Anta Sports Products Ltd., a Chinese developer of sportswear, declined the most in six months after raising about HK$11.8 billion ($1.5 billion) through a top-up placement in Hong Kong, completing the city’s largest additional share sale since October 2021.
(Bloomberg) — Anta Sports Products Ltd., a Chinese developer of sportswear, declined the most in six months after raising about HK$11.8 billion ($1.5 billion) through a top-up placement in Hong Kong, completing the city’s largest additional share sale since October 2021.

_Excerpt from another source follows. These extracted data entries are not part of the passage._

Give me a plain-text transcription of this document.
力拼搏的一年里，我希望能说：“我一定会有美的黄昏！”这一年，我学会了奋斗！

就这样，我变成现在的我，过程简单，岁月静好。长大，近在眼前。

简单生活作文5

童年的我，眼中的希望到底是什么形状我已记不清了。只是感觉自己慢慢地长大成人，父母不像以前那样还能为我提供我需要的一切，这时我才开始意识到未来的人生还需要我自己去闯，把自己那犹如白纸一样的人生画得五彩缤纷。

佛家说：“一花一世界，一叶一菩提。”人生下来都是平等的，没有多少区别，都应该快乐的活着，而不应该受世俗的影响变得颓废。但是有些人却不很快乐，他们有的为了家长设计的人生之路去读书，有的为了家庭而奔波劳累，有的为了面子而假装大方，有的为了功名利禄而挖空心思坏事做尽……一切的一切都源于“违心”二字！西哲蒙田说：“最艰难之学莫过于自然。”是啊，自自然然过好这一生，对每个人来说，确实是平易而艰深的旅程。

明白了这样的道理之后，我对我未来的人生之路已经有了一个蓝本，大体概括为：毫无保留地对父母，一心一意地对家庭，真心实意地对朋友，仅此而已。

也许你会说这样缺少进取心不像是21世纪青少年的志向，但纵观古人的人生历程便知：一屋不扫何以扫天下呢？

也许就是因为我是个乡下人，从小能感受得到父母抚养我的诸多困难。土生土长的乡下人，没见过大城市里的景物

Shares fell as much as 9% to HK$99.05 on Tuesday after the firm priced 119 million shares at HK$99.18 each, according to a filing. They were sold at a discount of 8.8% to Monday’s close and priced near the bottom of a range that went as high as HK$102.27 in terms of the deal seen by Bloomberg on Monday.
The additional share sale is Hong Kong’s largest since Chinese car and battery maker BYD Co. raised about $1.78 billion in a share placement 18 months ago. After a busy start to the year, block sales and placements in the Asian financial hub slowed down amid an increase in volatility with equities trading.
Anta Sports plans to use the proceeds for the repayment of outstanding debt and for general working capital of the group. Citigroup Inc., Morgan Stanley and UBS Group AG are the placing agents.